3,086 posts, read 7,616,167 times
Reputation: 4469
Quote:
Originally Posted by Sam82 View Post
The OP wrote:
"Well this morning I got up and he is playing a game on his XBox, online, and I heard him talking to his friends about a download that was released today. He asked me 2 days ago if I would get it for him and my response was that I would think about it. He apparently went ahead and downloaded it. I checked my bank account and sure enough, there's a debit from Microsoft. "

Therefore, her son spent money he was not given permission to spend. That would be considered stealing in my opinion.
I agree he wasn't given permission for the last one, though it could also be said that he wasn't told no either since she said let me think about it.
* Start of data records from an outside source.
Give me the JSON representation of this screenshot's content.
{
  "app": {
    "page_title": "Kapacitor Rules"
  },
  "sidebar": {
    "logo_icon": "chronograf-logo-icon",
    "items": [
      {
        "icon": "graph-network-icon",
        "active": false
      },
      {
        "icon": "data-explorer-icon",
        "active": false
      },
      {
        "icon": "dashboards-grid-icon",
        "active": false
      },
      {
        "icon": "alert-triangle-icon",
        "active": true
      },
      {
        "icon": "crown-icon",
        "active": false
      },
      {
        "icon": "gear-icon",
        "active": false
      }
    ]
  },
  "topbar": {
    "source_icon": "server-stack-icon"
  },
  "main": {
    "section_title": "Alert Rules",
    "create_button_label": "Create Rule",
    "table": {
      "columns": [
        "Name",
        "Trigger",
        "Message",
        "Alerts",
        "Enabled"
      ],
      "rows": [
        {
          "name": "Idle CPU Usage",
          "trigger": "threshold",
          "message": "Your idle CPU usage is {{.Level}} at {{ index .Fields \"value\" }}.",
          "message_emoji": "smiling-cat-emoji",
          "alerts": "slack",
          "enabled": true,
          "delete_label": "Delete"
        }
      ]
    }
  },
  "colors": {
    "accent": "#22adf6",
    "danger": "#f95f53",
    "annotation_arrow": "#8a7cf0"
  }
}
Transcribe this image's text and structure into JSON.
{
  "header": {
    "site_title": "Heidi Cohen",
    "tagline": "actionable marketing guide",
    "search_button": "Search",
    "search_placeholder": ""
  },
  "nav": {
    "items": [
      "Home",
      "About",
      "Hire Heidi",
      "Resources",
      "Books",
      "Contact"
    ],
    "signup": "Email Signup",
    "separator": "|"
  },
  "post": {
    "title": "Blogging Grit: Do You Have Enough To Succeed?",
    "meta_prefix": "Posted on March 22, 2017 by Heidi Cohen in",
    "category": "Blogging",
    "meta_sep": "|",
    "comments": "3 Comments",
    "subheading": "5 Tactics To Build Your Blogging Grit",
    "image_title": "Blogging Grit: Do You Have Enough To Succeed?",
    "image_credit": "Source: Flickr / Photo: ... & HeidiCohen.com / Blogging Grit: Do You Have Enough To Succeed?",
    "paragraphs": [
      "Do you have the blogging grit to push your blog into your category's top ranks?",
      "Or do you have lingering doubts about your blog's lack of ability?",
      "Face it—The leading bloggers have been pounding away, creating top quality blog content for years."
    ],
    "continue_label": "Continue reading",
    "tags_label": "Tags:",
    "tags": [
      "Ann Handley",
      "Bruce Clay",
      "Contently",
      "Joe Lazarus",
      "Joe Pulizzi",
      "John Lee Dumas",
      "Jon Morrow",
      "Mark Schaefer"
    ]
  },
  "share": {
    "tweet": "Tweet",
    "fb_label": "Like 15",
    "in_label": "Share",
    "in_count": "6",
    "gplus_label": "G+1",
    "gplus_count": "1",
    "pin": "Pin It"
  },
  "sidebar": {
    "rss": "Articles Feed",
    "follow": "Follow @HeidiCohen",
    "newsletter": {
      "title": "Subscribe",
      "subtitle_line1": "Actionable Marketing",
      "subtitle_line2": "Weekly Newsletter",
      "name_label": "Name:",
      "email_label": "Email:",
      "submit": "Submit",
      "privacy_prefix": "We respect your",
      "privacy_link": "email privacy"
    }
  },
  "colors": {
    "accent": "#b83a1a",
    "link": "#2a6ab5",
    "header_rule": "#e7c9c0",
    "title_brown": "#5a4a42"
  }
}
Though that's neither here nor there.

I take issue with saying he 'stole' from his mom, who initially gave him permission and then didn't remove the financial information and allowed him to continue to download things, some for her mutual enjoyment she says.

It seems to be when he downloaded something that he hadn't been granted permission to do that she accused him of stealing. After the very first discovery of him downloading things without her knowledge she should have handled that situation then and there.

If one were to give a 10 yr old a cell phone that had 500 minutes and they went way over, accrued extra charges and were told not to do it again, then still allowed to have the phone and went over again, would they be accused of stealing? No. They'd get a lecture for poor judgment, lose use of the phone and have to work off the debt in some way.